Token counter (Codex) for a back-end service

Hello all!

My question is the title basically. On the Playground, you have a counter specific to the codex counter, that can be simulated here: OpenAI API

I managed to build something in nodejs that returns this token result, but not for codex. Is this code available? On this website, they provide the encode/decode source code, but not for codex.

Thank you,

1 Like

Hi @JulioAlmeida

Welcome to the OpenAI community.

Here is the official tokenizer from OpenAI

In the screenshot below you can see there’s a toggle for switching to codex.

EDIT: I see that you want source code to the tokenizer for codex. Let me look if it’s on their GitHub, even better let’s get someone from OpenAI @staff who knows more about this.

Hello @ sps

thank you :slight_smile: .Is it possible to have this feature in code? Really as a library that i can call?

2 Likes

After some searching, I found that @simonl from the community has already built a tokenizer that works for both GPT-3 and codex.

Here’s the GitHub

Here’s the original post: Codex Tokenizer Logic - #2 by simonl

4 Likes

Thank you so much! This was quite a deep search no? I looked and looked, but since these tools are still quite barebone they are not easy to find.

2 Likes

I think there were just not enough people talking about it. I have also implemented a Python version in one of our open-source work in our GitHub. If there is a need I can make it a package.

2 Likes

The Node.js version looks great, thank you! @simonl have you published a Python package? I was unable to find it.

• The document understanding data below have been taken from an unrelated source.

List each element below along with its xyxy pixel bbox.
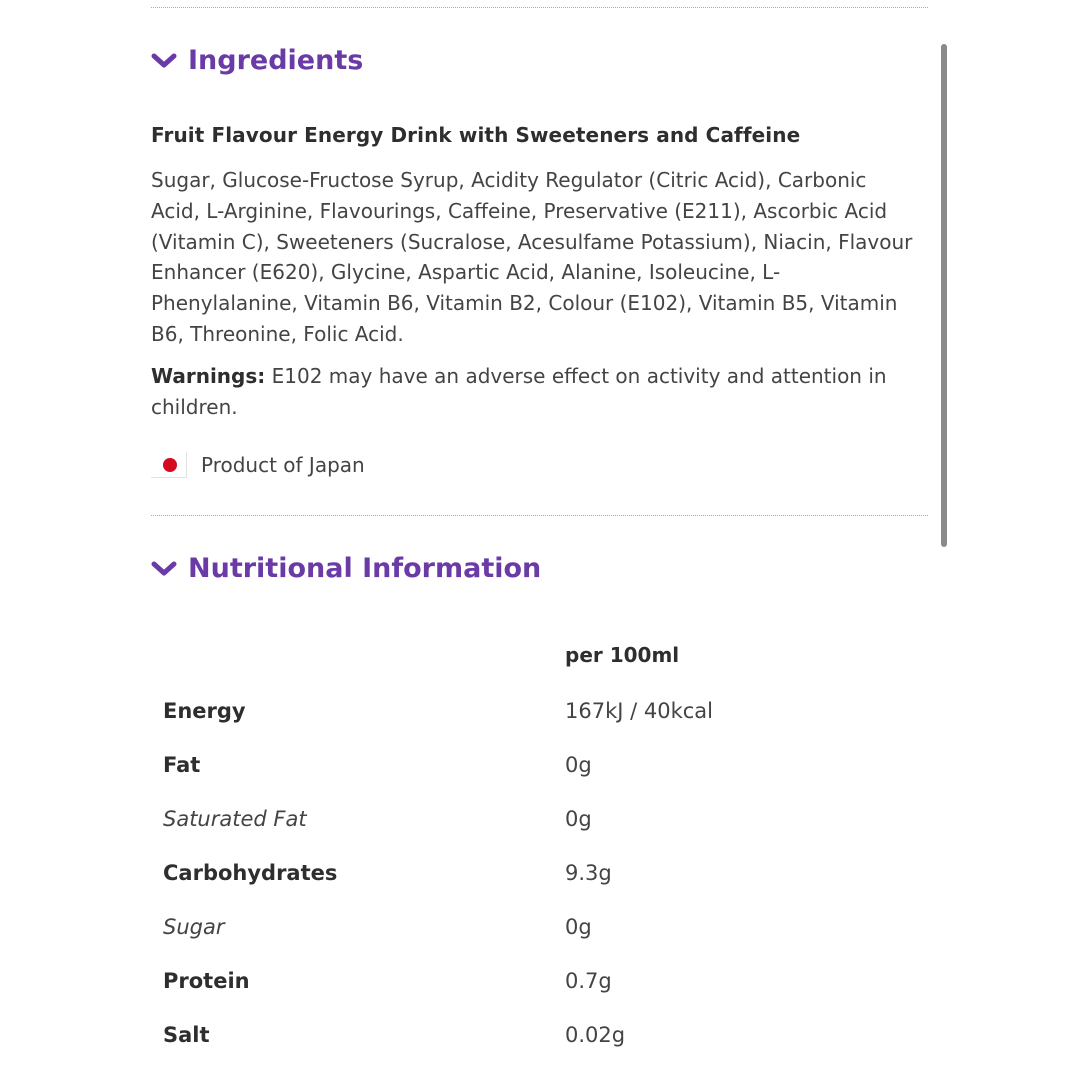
nutrition-row: [163, 792, 923, 846]
nutrient-value: 9.3g: [565, 861, 612, 885]
nutrient-label: Salt: [163, 1023, 210, 1047]
origin-text: Product of Japan: [201, 453, 365, 477]
nutrition-row: [163, 900, 923, 954]
warnings-body: E102 may have an adverse effect on activity and attention in children.: [151, 364, 887, 419]
nutrition-row: [163, 846, 923, 900]
nutrition-row: [163, 954, 923, 1008]
nutrient-value: 167kJ / 40kcal: [565, 699, 713, 723]
nutrient-label: Sugar: [163, 915, 225, 939]
nutrient-label: Saturated Fat: [163, 807, 307, 831]
section-divider: [151, 515, 928, 516]
nutrient-label: Fat: [163, 753, 201, 777]
chevron-down-icon: [151, 556, 177, 582]
nutrition-heading: Nutritional Information: [188, 553, 542, 584]
nutrient-value: 0.02g: [565, 1023, 626, 1047]
nutrient-label: Carbohydrates: [163, 861, 338, 885]
nutrient-value: 0.7g: [565, 969, 612, 993]
ingredients-toggle[interactable]: [151, 45, 363, 76]
nutrition-row: [163, 738, 923, 792]
nutrition-row: [163, 684, 923, 738]
japan-flag-icon: [151, 452, 187, 478]
nutrient-value: 0g: [565, 915, 592, 939]
chevron-down-icon: [151, 48, 177, 74]
ingredients-heading: Ingredients: [188, 45, 364, 76]
product-title: Fruit Flavour Energy Drink with Sweeteners and Caffeine: [151, 123, 801, 147]
ingredients-list: Sugar, Glucose-Fructose Syrup, Acidity Regulator (Citric Acid), Carbonic Acid, L-Arginine, Flavourings, Caffeine, Preservative (E211), Ascorbic Acid (Vitamin C), Sweeteners (Sucralose, Acesulfame Potassium), Niacin, Flavour Enhancer (E620), Glycine, Aspartic Acid, Alanine, Isoleucine, L-Phenylalanine, Vitamin B6, Vitamin B2, Colour (E102), Vitamin B5, Vitamin B6, Threonine, Folic Acid.: [151, 168, 913, 346]
scrollbar[interactable]: [941, 44, 947, 547]
nutrient-label: Protein: [163, 969, 250, 993]
nutrient-label: Energy: [163, 699, 246, 723]
top-divider: [151, 7, 928, 8]
nutrient-value: 0g: [565, 753, 592, 777]
nutrition-toggle[interactable]: [151, 553, 541, 584]
warnings-text: [151, 361, 921, 423]
nutrient-value: 0g: [565, 807, 592, 831]
warnings-label: Warnings:: [151, 364, 266, 388]
product-origin: [151, 452, 365, 478]
nutrition-row: [163, 1008, 923, 1062]
per-100ml-header: per 100ml: [565, 643, 680, 667]
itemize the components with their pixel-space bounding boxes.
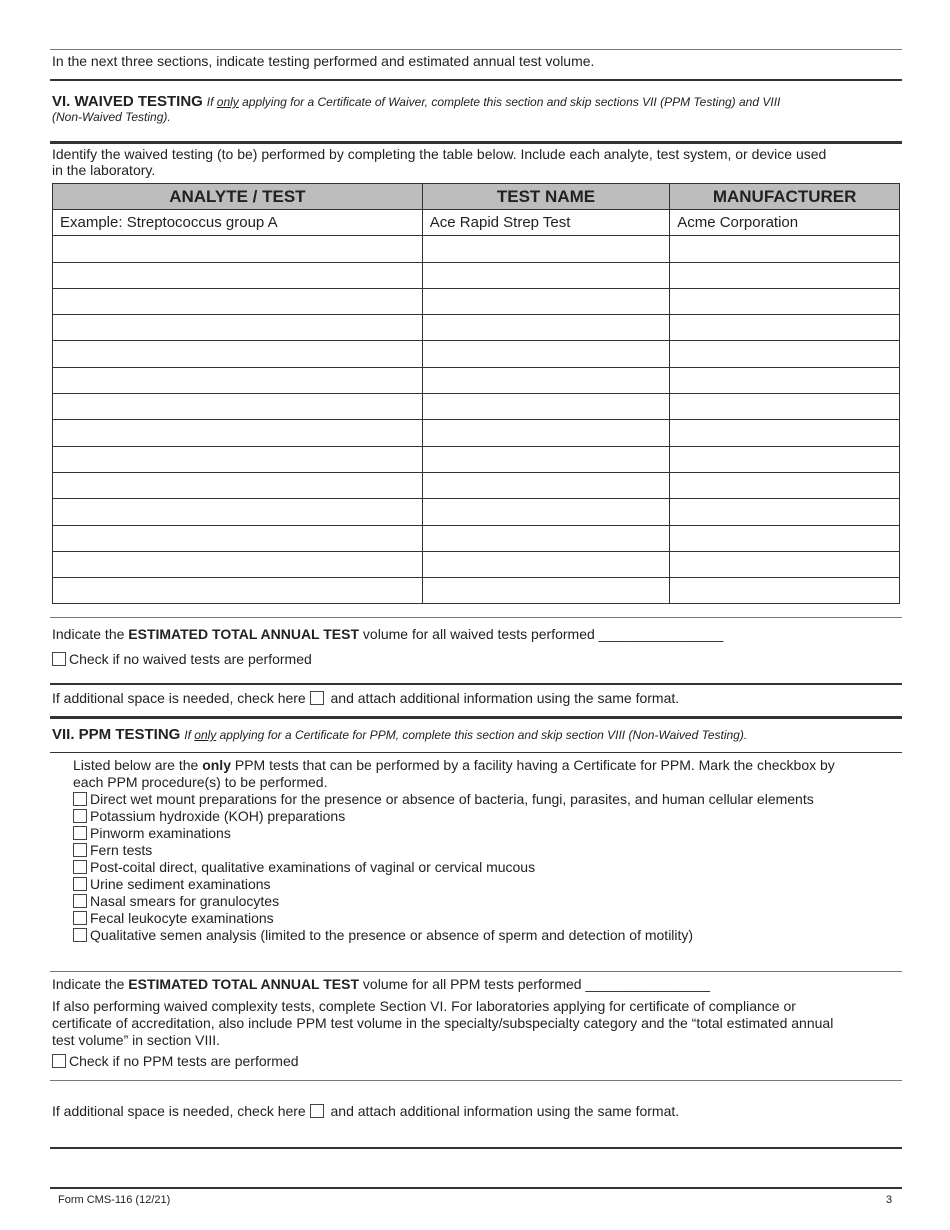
table-cell-input[interactable]	[670, 341, 900, 367]
column-header: ANALYTE / TEST	[53, 184, 423, 210]
ppm-additional-space	[52, 1103, 679, 1120]
label: Indicate the	[52, 626, 129, 642]
table-cell-input[interactable]	[670, 551, 900, 577]
table-row	[53, 367, 900, 393]
table-cell-input[interactable]	[422, 499, 669, 525]
divider	[50, 1080, 902, 1081]
table-cell-input[interactable]	[422, 236, 669, 262]
divider	[50, 79, 902, 81]
table-row	[53, 446, 900, 472]
checkbox-label: Urine sediment examinations	[90, 876, 271, 892]
form-number: Form CMS-116 (12/21)	[58, 1194, 171, 1206]
label: Listed below are the	[73, 757, 203, 773]
example-row	[53, 210, 900, 236]
table-cell-input[interactable]	[53, 578, 423, 604]
column-header: MANUFACTURER	[670, 184, 900, 210]
table-cell-input[interactable]	[422, 551, 669, 577]
waived-instructions-line2: in the laboratory.	[52, 162, 156, 178]
table-cell-input[interactable]	[422, 315, 669, 341]
checkbox[interactable]	[73, 928, 87, 942]
table-row	[53, 420, 900, 446]
checkbox-label: Check if no PPM tests are performed	[69, 1053, 299, 1069]
checkbox[interactable]	[52, 1054, 66, 1068]
table-cell-input[interactable]	[53, 262, 423, 288]
table-cell-input[interactable]	[422, 367, 669, 393]
ppm-test-checkbox-item[interactable]	[73, 893, 279, 910]
ppm-also-text: test volume” in section VIII.	[52, 1032, 221, 1048]
note: applying for a Certificate for PPM, complete this section and skip section VIII (Non-Waived Testing).	[216, 728, 748, 742]
table-cell-input[interactable]	[670, 578, 900, 604]
note: If	[206, 95, 217, 109]
divider	[50, 49, 902, 50]
table-cell-input[interactable]	[670, 525, 900, 551]
table-cell-input[interactable]	[670, 394, 900, 420]
table-cell-input[interactable]	[53, 551, 423, 577]
table-row	[53, 472, 900, 498]
table-cell-input[interactable]	[53, 420, 423, 446]
waived-volume-line[interactable]	[52, 626, 723, 643]
table-row	[53, 341, 900, 367]
label-bold: ESTIMATED TOTAL ANNUAL TEST	[128, 626, 360, 642]
table-cell-input[interactable]	[422, 446, 669, 472]
table-row	[53, 499, 900, 525]
table-cell-input[interactable]	[53, 499, 423, 525]
ppm-also-text: If also performing waived complexity tests, complete Section VI. For laboratories applying for certificate of compliance or	[52, 998, 796, 1014]
table-cell-input[interactable]	[53, 472, 423, 498]
table-row	[53, 525, 900, 551]
no-waived-tests-checkbox-row[interactable]	[52, 651, 312, 668]
volume-field[interactable]: volume for all PPM tests performed ________________	[359, 976, 711, 992]
label-bold: ESTIMATED TOTAL ANNUAL TEST	[128, 976, 360, 992]
ppm-intro-line2: each PPM procedure(s) to be performed.	[73, 774, 328, 790]
table-cell-input[interactable]	[422, 525, 669, 551]
table-cell-input[interactable]	[670, 446, 900, 472]
page-number: 3	[886, 1194, 893, 1206]
note-only: only	[216, 95, 239, 109]
table-row	[53, 315, 900, 341]
checkbox[interactable]	[73, 843, 87, 857]
ppm-test-checkbox-item[interactable]	[73, 859, 535, 876]
footer-divider	[50, 1187, 902, 1189]
waived-testing-table	[52, 183, 900, 604]
label: and attach additional information using the same format.	[326, 1103, 680, 1119]
table-cell-input[interactable]	[53, 394, 423, 420]
checkbox[interactable]	[73, 911, 87, 925]
checkbox-label: Fecal leukocyte examinations	[90, 910, 274, 926]
ppm-also-text: certificate of accreditation, also include PPM test volume in the specialty/subspecialty category and the “total estimated annual	[52, 1015, 834, 1031]
table-cell-input[interactable]	[670, 288, 900, 314]
ppm-test-checkbox-item[interactable]	[73, 808, 345, 825]
table-cell-input[interactable]	[670, 367, 900, 393]
note: applying for a Certificate of Waiver, complete this section and skip sections VII (PPM Testing) and VIII	[238, 95, 781, 109]
ppm-test-checkbox-item[interactable]	[73, 927, 693, 944]
table-cell-input[interactable]	[422, 341, 669, 367]
table-row	[53, 551, 900, 577]
ppm-test-checkbox-item[interactable]	[73, 876, 271, 893]
no-ppm-tests-checkbox-row[interactable]	[52, 1053, 299, 1070]
label: Indicate the	[52, 976, 129, 992]
divider	[50, 716, 902, 719]
label: PPM tests that can be performed by a facility having a Certificate for PPM. Mark the checkbox by	[230, 757, 835, 773]
table-cell-input[interactable]	[670, 420, 900, 446]
table-cell-input[interactable]	[53, 341, 423, 367]
ppm-volume-line[interactable]	[52, 976, 710, 993]
table-cell: Ace Rapid Strep Test	[422, 210, 669, 236]
ppm-test-checkbox-item[interactable]	[73, 910, 274, 927]
table-cell-input[interactable]	[53, 525, 423, 551]
table-row	[53, 578, 900, 604]
table-cell-input[interactable]	[422, 420, 669, 446]
waived-additional-space	[52, 690, 679, 707]
table-row	[53, 288, 900, 314]
label: If additional space is needed, check here	[52, 690, 310, 706]
checkbox-label: Post-coital direct, qualitative examinations of vaginal or cervical mucous	[90, 859, 536, 875]
table-cell-input[interactable]	[422, 262, 669, 288]
checkbox-label: Nasal smears for granulocytes	[90, 893, 280, 909]
checkbox-label: Pinworm examinations	[90, 825, 231, 841]
waived-title: VI. WAIVED TESTING	[52, 93, 203, 110]
table-cell-input[interactable]	[422, 394, 669, 420]
checkbox-label: Potassium hydroxide (KOH) preparations	[90, 808, 346, 824]
divider	[50, 752, 902, 753]
table-cell-input[interactable]	[670, 236, 900, 262]
ppm-intro	[73, 757, 835, 774]
divider	[50, 1147, 902, 1149]
checkbox[interactable]	[73, 894, 87, 908]
divider	[50, 141, 902, 144]
ppm-test-checkbox-item[interactable]	[73, 791, 814, 808]
volume-field[interactable]: volume for all waived tests performed ________________	[359, 626, 724, 642]
checkbox[interactable]	[73, 877, 87, 891]
ppm-title: VII. PPM TESTING	[52, 726, 181, 743]
table-cell-input[interactable]	[53, 315, 423, 341]
waived-note-line2: (Non-Waived Testing).	[52, 110, 171, 124]
table-cell-input[interactable]	[53, 236, 423, 262]
waived-instructions: Identify the waived testing (to be) performed by completing the table below. Include each analyte, test system, or device used	[52, 146, 827, 162]
note: If	[184, 728, 195, 742]
additional-space-checkbox[interactable]	[310, 691, 324, 705]
table-row	[53, 394, 900, 420]
table-cell-input[interactable]	[670, 499, 900, 525]
table-row	[53, 262, 900, 288]
table-cell: Acme Corporation	[670, 210, 900, 236]
table-cell-input[interactable]	[53, 446, 423, 472]
table-row	[53, 236, 900, 262]
checkbox[interactable]	[73, 860, 87, 874]
label-bold: only	[202, 757, 231, 773]
checkbox[interactable]	[73, 809, 87, 823]
table-cell-input[interactable]	[53, 288, 423, 314]
checkbox-label: Qualitative semen analysis (limited to the presence or absence of sperm and detection of motility)	[90, 927, 694, 943]
note-only: only	[194, 728, 217, 742]
divider	[50, 617, 902, 618]
table-cell-input[interactable]	[422, 578, 669, 604]
checkbox[interactable]	[73, 826, 87, 840]
table-cell: Example: Streptococcus group A	[53, 210, 423, 236]
table-cell-input[interactable]	[670, 262, 900, 288]
intro-text: In the next three sections, indicate testing performed and estimated annual test volume.	[52, 53, 595, 69]
checkbox-label: Check if no waived tests are performed	[69, 651, 312, 667]
column-header: TEST NAME	[422, 184, 669, 210]
checkbox[interactable]	[73, 792, 87, 806]
table-cell-input[interactable]	[670, 315, 900, 341]
additional-space-checkbox[interactable]	[310, 1104, 324, 1118]
divider	[50, 683, 902, 685]
checkbox-label: Fern tests	[90, 842, 153, 858]
divider	[50, 971, 902, 972]
label: and attach additional information using the same format.	[326, 690, 680, 706]
checkbox[interactable]	[52, 652, 66, 666]
table-cell-input[interactable]	[422, 288, 669, 314]
ppm-section-header	[52, 726, 747, 744]
table-cell-input[interactable]	[53, 367, 423, 393]
table-cell-input[interactable]	[422, 472, 669, 498]
label: If additional space is needed, check here	[52, 1103, 310, 1119]
table-cell-input[interactable]	[670, 472, 900, 498]
ppm-test-checkbox-item[interactable]	[73, 842, 152, 859]
ppm-test-checkbox-item[interactable]	[73, 825, 231, 842]
checkbox-label: Direct wet mount preparations for the presence or absence of bacteria, fungi, parasites, and human cellular elements	[90, 791, 814, 807]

Hey @glavin001 I haven’t gotten around making it into a standalone package, but here is one I put together in our serverless project (taken from openai’s gpt-2 project but added codex token logic) - openai-serverless/functions/encoder at main · botisan-ai/openai-serverless · GitHub

But if you want to have a more proper tokenizer for Python, you can look into HuggingFace’s tokenizers package. It will be much faster than this original pure Python implementation.

1 Like